対して紫の戦士は裕香の撃った鳩尾を抑えて返す。そして開いた左手を前に、拳を固めた右手を腰に添えて構える。
『そもそも俺達の契約は俺達が望んだことだ。外野が口を出すなッ!!』
吐き捨て、構えをそのままに躍りかかる紫の戦士。
空を駆け、弓のように引き絞った姿勢から放たれる右拳。目の前に迫るそれを、裕香は腰を落として左拳で迎え撃つ。
拳の激突に空気が割れ、稲妻の様な衝撃が両者の腕を走る。
『が、あぁッ!?』
激突の衝撃に、押し戻される様な形で一方的に吹き飛ぶ紫の戦士。塀を飛び越え、車道へ飛び出したそれを追うべく、裕香も腕を回しながら深く膝を曲げ、左手で地を叩き跳ぶ。
「ハッ!」
白銀の裕香は空中で前回りに一回転。着地からすぐさま踵を返し、左の平手を前に翳して右の脇を締めて拳を構える。
『バ、バカな……何故俺だけが一方的に!?』
構える裕香の目の前で、拳をぶつけ合った右手首を握って体を起こす紫の戦士。偽の戦士はそのまま半ばまで立ち上がった姿勢で、じりじりと後ずさる。

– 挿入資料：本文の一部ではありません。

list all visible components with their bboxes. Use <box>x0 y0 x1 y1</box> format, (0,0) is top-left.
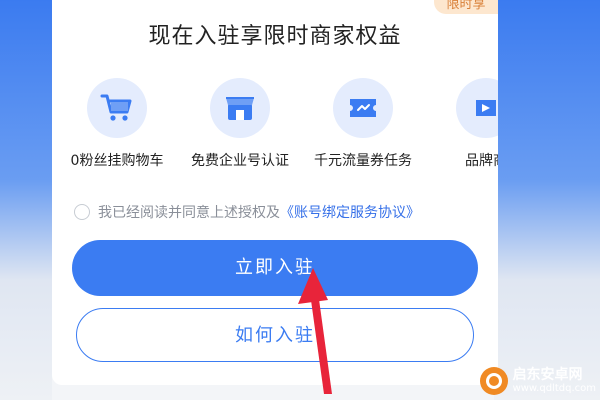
watermark-url: www.qdltdq.com <box>512 383 596 394</box>
watermark-logo-icon <box>479 367 508 395</box>
red-arrow-annotation-icon <box>298 268 332 394</box>
watermark-title: 启东安卓网 <box>512 367 583 383</box>
benefit-label: 品牌商 <box>465 153 498 169</box>
agreement-text: 我已经阅读并同意上述授权及 <box>98 205 280 221</box>
benefit-item-coupon[interactable]: 千元流量券任务 <box>303 78 423 170</box>
join-now-button[interactable]: 立即入驻 <box>72 240 478 296</box>
merchant-signup-card: 限时享 现在入驻享限时商家权益 0粉丝挂购物车 免费企业号认证 千元流量券任务 … <box>52 0 498 385</box>
agreement-row: 我已经阅读并同意上述授权及 《账号绑定服务协议》 <box>74 202 420 222</box>
storefront-icon <box>210 78 270 138</box>
how-to-join-button[interactable]: 如何入驻 <box>76 308 474 362</box>
agreement-link[interactable]: 《账号绑定服务协议》 <box>280 202 420 222</box>
page-title: 现在入驻享限时商家权益 <box>148 24 402 49</box>
coupon-icon <box>333 78 393 138</box>
brand-icon <box>456 78 498 138</box>
benefit-label: 0粉丝挂购物车 <box>70 153 164 169</box>
benefit-label: 免费企业号认证 <box>191 153 289 169</box>
benefit-item-cart[interactable]: 0粉丝挂购物车 <box>57 78 177 170</box>
background-right-panel <box>494 0 600 400</box>
site-watermark: 启东安卓网 www.qdltdq.com <box>479 366 596 396</box>
benefit-item-brand[interactable]: 品牌商 <box>426 78 498 170</box>
background-left-panel <box>0 0 52 400</box>
benefit-label: 千元流量券任务 <box>314 153 412 169</box>
benefit-item-verify[interactable]: 免费企业号认证 <box>180 78 300 170</box>
shopping-cart-icon <box>87 78 147 138</box>
benefit-list: 0粉丝挂购物车 免费企业号认证 千元流量券任务 品牌 <box>52 78 498 178</box>
limited-time-badge: 限时享 <box>434 0 498 14</box>
agreement-checkbox[interactable] <box>74 204 90 220</box>
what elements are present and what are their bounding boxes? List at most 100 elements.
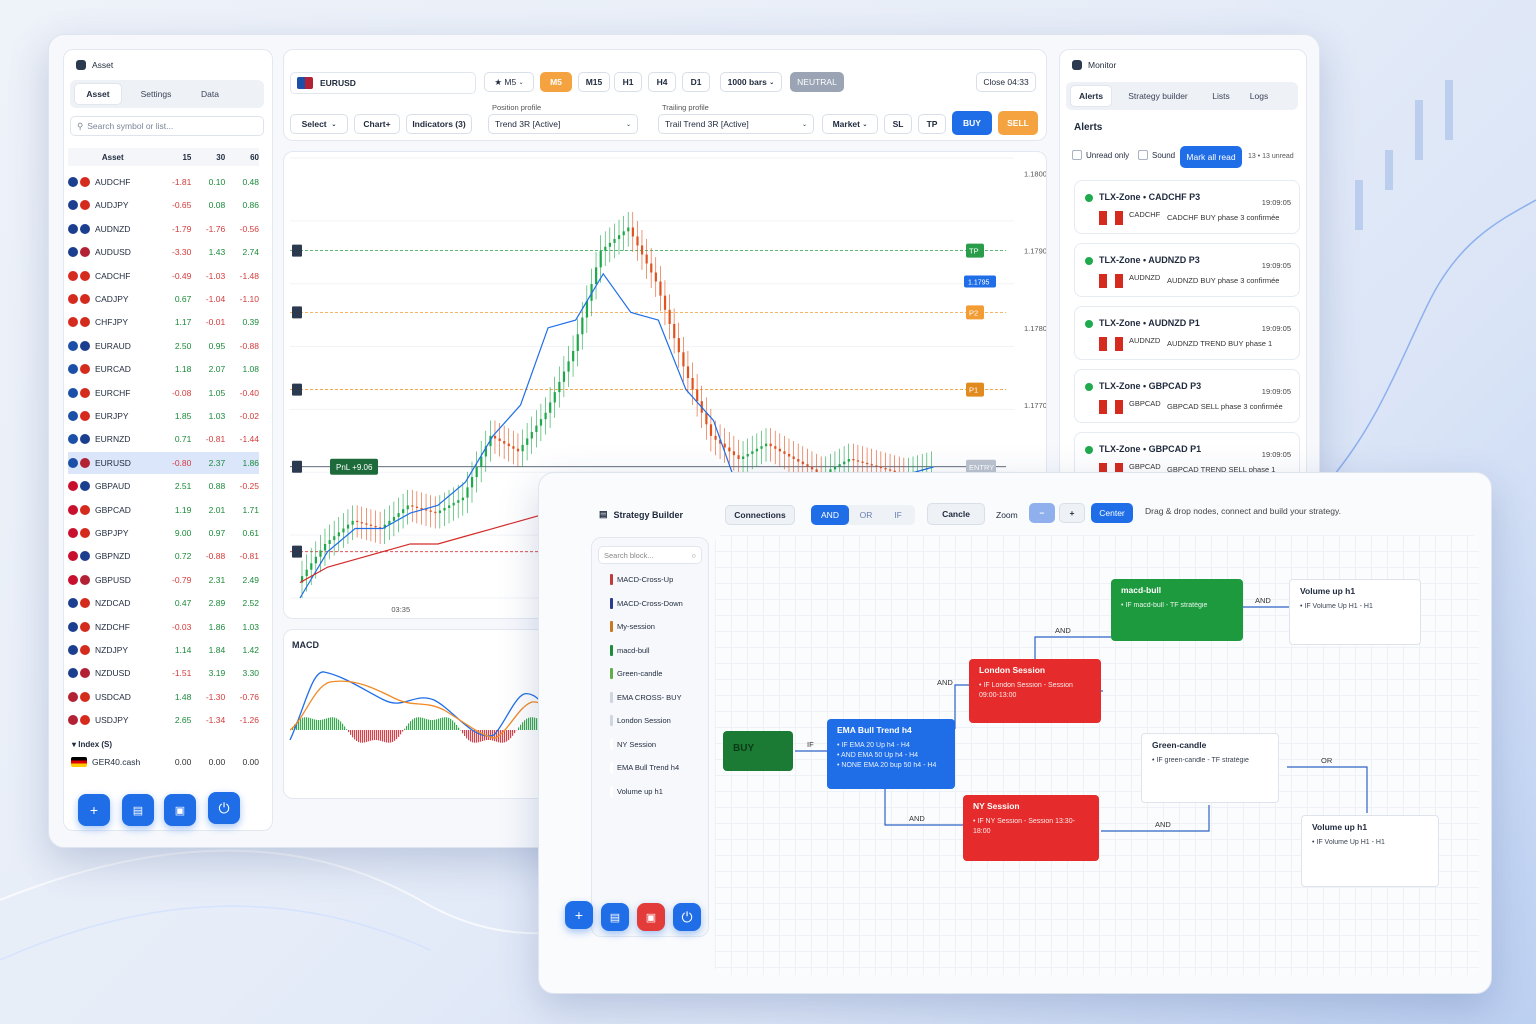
delete-button[interactable]: ▣: [164, 794, 196, 826]
center-button[interactable]: Center: [1091, 503, 1133, 523]
zoom-in-button[interactable]: +: [1059, 503, 1085, 523]
chart-plus-button[interactable]: Chart+: [354, 114, 400, 134]
connections-button[interactable]: Connections: [725, 505, 795, 525]
tab-alerts[interactable]: Alerts: [1070, 85, 1112, 107]
tab-strategy-builder[interactable]: Strategy builder: [1118, 85, 1198, 107]
alert-card[interactable]: TLX-Zone • CADCHF P3 19:09:05 CADCHF CADCHF…: [1074, 180, 1300, 234]
asset-row[interactable]: GBPNZD 0.72 -0.88 -0.81: [68, 545, 259, 567]
asset-row[interactable]: GBPCAD 1.19 2.01 1.71: [68, 499, 259, 521]
if-toggle[interactable]: IF: [883, 505, 913, 525]
node-ema-bull-trend[interactable]: EMA Bull Trend h4 • IF EMA 20 Up h4 - H4…: [827, 719, 955, 789]
block-item[interactable]: EMA Bull Trend h4: [610, 762, 679, 773]
asset-row[interactable]: CADCHF -0.49 -1.03 -1.48: [68, 265, 259, 287]
asset-row[interactable]: GBPJPY 9.00 0.97 0.61: [68, 522, 259, 544]
asset-row[interactable]: AUDJPY -0.65 0.08 0.86: [68, 194, 259, 216]
sl-button[interactable]: SL: [884, 114, 912, 134]
alert-card[interactable]: TLX-Zone • AUDNZD P3 19:09:05 AUDNZD AUDNZD…: [1074, 243, 1300, 297]
asset-row[interactable]: USDCAD 1.48 -1.30 -0.76: [68, 686, 259, 708]
asset-row[interactable]: NZDCAD 0.47 2.89 2.52: [68, 592, 259, 614]
asset-row[interactable]: USDJPY 2.65 -1.34 -1.26: [68, 709, 259, 731]
block-item[interactable]: Volume up h1: [610, 785, 663, 797]
asset-row[interactable]: CADJPY 0.67 -1.04 -1.10: [68, 288, 259, 310]
bars-select[interactable]: 1000 bars ⌄: [720, 72, 782, 92]
tab-data[interactable]: Data: [190, 83, 230, 105]
asset-row[interactable]: EURJPY 1.85 1.03 -0.02: [68, 405, 259, 427]
node-london-session[interactable]: London Session • IF London Session - Ses…: [969, 659, 1101, 723]
tf-h4[interactable]: H4: [648, 72, 676, 92]
sound-checkbox[interactable]: Sound: [1138, 150, 1175, 160]
block-search-input[interactable]: Search block... ○: [598, 546, 702, 564]
node-volume-up-h1-bottom[interactable]: Volume up h1 • IF Volume Up H1 - H1: [1301, 815, 1439, 887]
tf-d1[interactable]: D1: [682, 72, 710, 92]
index-row[interactable]: GER40.cash 0.00 0.00 0.00: [68, 751, 259, 773]
node-buy[interactable]: BUY: [723, 731, 793, 771]
block-item[interactable]: London Session: [610, 715, 671, 726]
order-type-select[interactable]: Market ⌄: [822, 114, 878, 134]
asset-row[interactable]: EURNZD 0.71 -0.81 -1.44: [68, 428, 259, 450]
asset-row[interactable]: EURCAD 1.18 2.07 1.08: [68, 358, 259, 380]
asset-row[interactable]: GBPAUD 2.51 0.88 -0.25: [68, 475, 259, 497]
level-marker-icon[interactable]: [292, 383, 302, 396]
block-item[interactable]: NY Session: [610, 738, 656, 750]
tab-logs[interactable]: Logs: [1242, 85, 1276, 107]
buy-button[interactable]: BUY: [952, 111, 992, 135]
add-button[interactable]: +: [78, 794, 110, 826]
builder-canvas[interactable]: IF AND AND AND AND AND OR BUY EMA Bull T…: [715, 535, 1479, 975]
level-marker-icon[interactable]: [292, 244, 302, 257]
node-green-candle[interactable]: Green-candle • IF green-candle - TF stra…: [1141, 733, 1279, 803]
asset-row[interactable]: NZDJPY 1.14 1.84 1.42: [68, 639, 259, 661]
document-button[interactable]: ▤: [122, 794, 154, 826]
position-profile-select[interactable]: Trend 3R [Active] ⌄: [488, 114, 638, 134]
favorite-timeframe[interactable]: ★ M5 ⌄: [484, 72, 534, 92]
level-marker-icon[interactable]: [292, 460, 302, 473]
index-group-label[interactable]: ▾ Index (S): [72, 740, 112, 749]
asset-row[interactable]: EURUSD -0.80 2.37 1.86: [68, 451, 259, 474]
power-button[interactable]: ⏻: [208, 792, 240, 824]
asset-row[interactable]: EURCHF -0.08 1.05 -0.40: [68, 382, 259, 404]
or-toggle[interactable]: OR: [851, 505, 881, 525]
alert-card[interactable]: TLX-Zone • AUDNZD P1 19:09:05 AUDNZD AUDNZD…: [1074, 306, 1300, 360]
zoom-out-button[interactable]: −: [1029, 503, 1055, 523]
node-ny-session[interactable]: NY Session • IF NY Session - Session 13:…: [963, 795, 1099, 861]
alert-card[interactable]: TLX-Zone • GBPCAD P3 19:09:05 GBPCAD GBPCAD…: [1074, 369, 1300, 423]
block-item[interactable]: MACD-Cross-Down: [610, 597, 683, 609]
select-dropdown[interactable]: Select ⌄: [290, 114, 348, 134]
and-toggle[interactable]: AND: [811, 505, 849, 525]
level-marker-icon[interactable]: [292, 306, 302, 319]
level-marker-icon[interactable]: [292, 545, 302, 558]
symbol-select[interactable]: EURUSD: [290, 72, 476, 94]
block-item[interactable]: My-session: [610, 621, 655, 632]
node-volume-up-h1-top[interactable]: Volume up h1 • IF Volume Up H1 - H1: [1289, 579, 1421, 645]
asset-row[interactable]: AUDNZD -1.79 -1.76 -0.56: [68, 218, 259, 240]
tab-asset[interactable]: Asset: [74, 83, 122, 105]
tf-m15[interactable]: M15: [578, 72, 610, 92]
tab-settings[interactable]: Settings: [128, 83, 184, 105]
add-node-button[interactable]: +: [565, 901, 593, 929]
indicators-button[interactable]: Indicators (3): [406, 114, 472, 134]
asset-row[interactable]: AUDUSD -3.30 1.43 2.74: [68, 241, 259, 263]
asset-row[interactable]: NZDCHF -0.03 1.86 1.03: [68, 616, 259, 638]
search-input[interactable]: ⚲ Search symbol or list...: [70, 116, 264, 136]
mark-all-read-button[interactable]: Mark all read: [1180, 146, 1242, 168]
cancel-button[interactable]: Cancle: [927, 503, 985, 525]
delete-node-button[interactable]: ▣: [637, 903, 665, 931]
unread-only-checkbox[interactable]: Unread only: [1072, 150, 1129, 160]
block-item[interactable]: MACD-Cross-Up: [610, 574, 673, 585]
asset-row[interactable]: CHFJPY 1.17 -0.01 0.39: [68, 311, 259, 333]
node-macd-bull[interactable]: macd-bull • IF macd-bull - TF stratégie: [1111, 579, 1243, 641]
sell-button[interactable]: SELL: [998, 111, 1038, 135]
block-item[interactable]: EMA CROSS- BUY: [610, 691, 682, 703]
block-item[interactable]: macd-bull: [610, 644, 650, 656]
power-node-button[interactable]: ⏻: [673, 903, 701, 931]
tab-lists[interactable]: Lists: [1204, 85, 1238, 107]
block-item[interactable]: Green-candle: [610, 668, 662, 679]
asset-row[interactable]: EURAUD 2.50 0.95 -0.88: [68, 335, 259, 357]
tp-button[interactable]: TP: [918, 114, 946, 134]
asset-row[interactable]: GBPUSD -0.79 2.31 2.49: [68, 569, 259, 591]
tf-m5[interactable]: M5: [540, 72, 572, 92]
asset-row[interactable]: AUDCHF -1.81 0.10 0.48: [68, 171, 259, 193]
save-node-button[interactable]: ▤: [601, 903, 629, 931]
asset-row[interactable]: NZDUSD -1.51 3.19 3.30: [68, 662, 259, 684]
trailing-profile-select[interactable]: Trail Trend 3R [Active] ⌄: [658, 114, 814, 134]
tf-h1[interactable]: H1: [614, 72, 642, 92]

裕香はその姿をシールドバイザー越しに睨み据えて、構えた右拳をしっかりと固める。
「例えお前がどう言おうと、私は孝くんを助け出す! 私の大切な人の手を、お前なんかのために汚させてたまるものかッ!!」
『う、ぬぅう……』
鋭く言い放つ裕香に圧されて、足をばたつかせて下がる偽戦士。その尻と背が壁に触れ、後が無いことを振り返り見る。すると偽戦士は痺れ震える右手に拳を作り、前のめりに駆け出す。
『う、うぅおぉおおおおおおおッ!!』
吠えることで自身を奮い立たせ、偽戦士は拳を構えて踏み込む。
同時に裕香も踏み込み、迫る拳を潜って脇をすり抜ける。
「セアッ!」
背後へ回るや否や、間髪入れずに左足を軸に振り返り、その勢いに乗せて右の拳を打ち出す。
『ぐ!?』
だが胴を狙った拳は、偽戦士が強引に身を捩って割り込ませた腕にぶつかり阻まれる。
激突の反動に右拳を引く裕香と、よたつく足を踏ん張る偽戦士。その隙を狙い、拳を固める裕香。
『ズアッ!』
そんな裕香へ突き出される牽制の踵蹴り。裕香はそれを左足を引き、胸の装甲に滑らせる。そして鋭い息を吐きながら反撃の右蹴りを振るう。
『ジャッ!』
背への一撃を受けて悲鳴と共につんのめる偽の戦士。そこから強引に体を戻し、左肘を突き出す。
その肘を裕香は左腕を立てて受け止める。そこへ振り返りの勢いに乗った紫の右手刀が裕香に迫る。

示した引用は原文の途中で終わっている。